3. İş Ortamında Cinsiyet Ayrımcılığı
Feminizm taraftarlarının üzerinde durduğu esas konulardan biri, kadınla erkek arasında meslek ayrımıdır. Günümüzde bu ayrım hakkında özellikle feminist edebiyat başta olmak üzere sosyal bilimler edebiyatında eşitsizlik ve ayrımcılık terimleri sıkça kullanılır. Benzer mesleklerde kadın ve erkek arasında maaş konusunda ayrımcılık, kadınları yüksek gelirli mesleklerden uzak tutmak ve daha az geliri olan mesleklere yönlendirmek ve yine ekonomik durgunluk durumlarında kolaylıkla işten atılan kadınları yedek işgücü olarak kullanmak, sosyoloji kitaplarında üzerinde durulan iş ortamında cinsiyet eşitsizliğinin önemli örnekleridir.[1]
Feminist yazarlar ise bu konunun üzerinde daha detaylı duruyor. Bu yazarlar mesleklerin cinsiyete göre yatay ayrımını, yani kadınların öğretmenlik, hemşirelik, satıcılık, masabaşı işleri, fabrika işçiliği ve sosyal hizmetler gibi bazen “kadınsı meslek” olarak tabir edilen seyrek sayıda meslekte yoğunlaşması ve ayrıca mesleklerin dikey ayrımını, yani kadınların erkeklere nazaran daha alçak mevkilerde yer almasını eleştirmekte ve İngiltere gibi cinsiyet eşitliği doğrultusunda önemli ilerlemelerin kaydedildiği bir toplumda bile hâla kadınların her iş saati için gelirlerinin erkeklerin dörtte üçü olmasından yakınmaktadır.[2]
Bu eşitsizliği detaylarla izah ederken, toplumun benimseme derecesi, iş bulma kurumlarının ayrımcı tutumu ve ailevi görevlerin meslekî ilerleme ile çelişmesi gibi etkenlere vurgu yapılmakta[3] ve genel düzeyde iki temel etkene, yani kapitalist sistem ve erkeklerin üstünlük kültürüne istinat edilmektedir. Cinsiyet eşitsizliği konusunda çeşitli feminist tezlerin ortaya çıkması ise, bu iki etkenin nasıl analiz edileceği konusunda yaşanan anlaşmazlıktan kaynaklanıyor.[4]
Kuşkusuz bu feminist yaklaşım, bundan önceki tartışmalarımızda değindiğimiz kadınların çalışması ile ailevi görevlerinin çelişmesi gibi konularda değindiğimiz adalet ve eşitlik hakkında özel ideolojik varsayımlara dayalıdır.

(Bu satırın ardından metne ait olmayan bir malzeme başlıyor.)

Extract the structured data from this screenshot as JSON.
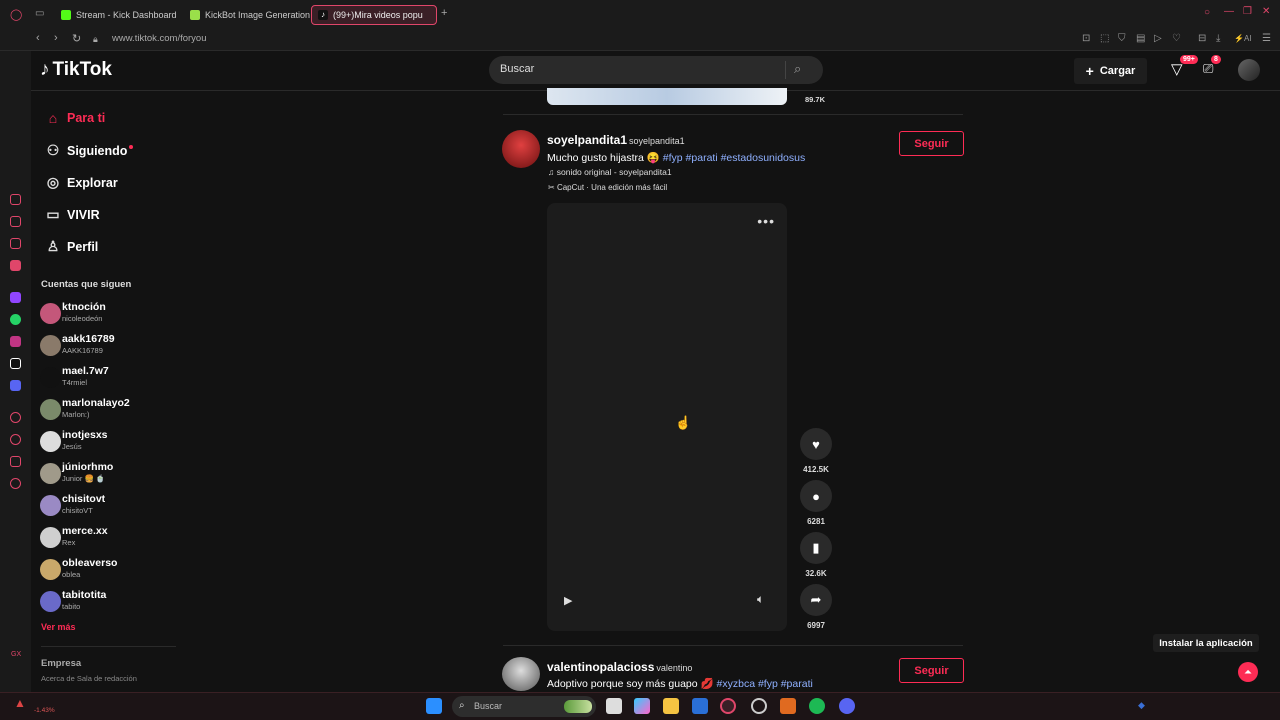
{
  "browser": {
    "tabs": [
      {
        "label": "Stream - Kick Dashboard",
        "active": false
      },
      {
        "label": "KickBot Image Generation",
        "active": false
      },
      {
        "label": "(99+)Mira videos popu",
        "active": true
      }
    ],
    "url": "www.tiktok.com/foryou"
  },
  "header": {
    "logo": "TikTok",
    "search_placeholder": "Buscar",
    "upload_label": "Cargar",
    "inbox_badge": "99+",
    "messages_badge": "8"
  },
  "nav": {
    "items": [
      {
        "label": "Para ti",
        "icon": "home-icon"
      },
      {
        "label": "Siguiendo",
        "icon": "following-icon"
      },
      {
        "label": "Explorar",
        "icon": "compass-icon"
      },
      {
        "label": "VIVIR",
        "icon": "live-icon"
      },
      {
        "label": "Perfil",
        "icon": "profile-icon"
      }
    ],
    "following_header": "Cuentas que siguen",
    "accounts": [
      {
        "name": "ktnoción",
        "sub": "nicoleodeón"
      },
      {
        "name": "aakk16789",
        "sub": "AAKK16789"
      },
      {
        "name": "mael.7w7",
        "sub": "T4rmiel"
      },
      {
        "name": "marlonalayo2",
        "sub": "Marlon:)"
      },
      {
        "name": "inotjesxs",
        "sub": "Jesús"
      },
      {
        "name": "júniorhmo",
        "sub": "Junior 🍔 🍵"
      },
      {
        "name": "chisitovt",
        "sub": "chisitoVT"
      },
      {
        "name": "merce.xx",
        "sub": "Rex"
      },
      {
        "name": "obleaverso",
        "sub": "oblea"
      },
      {
        "name": "tabitotita",
        "sub": "tabito"
      }
    ],
    "see_more": "Ver más",
    "company_header": "Empresa",
    "company_links": "Acerca de  Sala de redacción"
  },
  "feed": {
    "previous_count": "89.7K",
    "post1": {
      "username": "soyelpandita1",
      "nickname": "soyelpandita1",
      "caption": "Mucho gusto hijastra 😝",
      "tags": "#fyp #parati #estadosunidosus",
      "music": "♫ sonido original - soyelpandita1",
      "capcut": "CapCut · Una edición más fácil",
      "follow_label": "Seguir",
      "likes": "412.5K",
      "comments": "6281",
      "saves": "32.6K",
      "shares": "6997"
    },
    "post2": {
      "username": "valentinopalacioss",
      "nickname": "valentino",
      "caption": "Adoptivo porque soy más guapo 💋",
      "tags": "#xyzbca #fyp #parati",
      "follow_label": "Seguir"
    }
  },
  "install_app": "Instalar la aplicación",
  "taskbar": {
    "search_placeholder": "Buscar",
    "stock": "-1.43%"
  },
  "colors": {
    "brand": "#fe2c55",
    "background": "#121212"
  }
}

Öte yandan bu yaklaşımın önemli sonucuna, yani nicelik eksenli oluşuna da dikkat etmek gerekir. Bu nokta da cinsiyet tartışmaları ile ilgili birçok yazıyı etkilemiştir. Örneğin, bu yazılarda kadınların çalışması veya çeşitli mesleklere ve meslekle ilgili mevkilere dağılımı, erkeklerle ilgili benzer verilerle karşılaştırılıyor ve her türlü farklılığın varlığı, başlı başına cinsiyet eşitsizliği ve ayrımcılığı şeklinde telakki ediliyor. Maalesef bu eğilim, feminist yazarların ideolojik ilkelerini analiz etmeksizin ve bu ilkeleri varsayarak cinsiyet meselesine bakan birçok İranlı yazarın eserinde de açıkça göze çarpıyor.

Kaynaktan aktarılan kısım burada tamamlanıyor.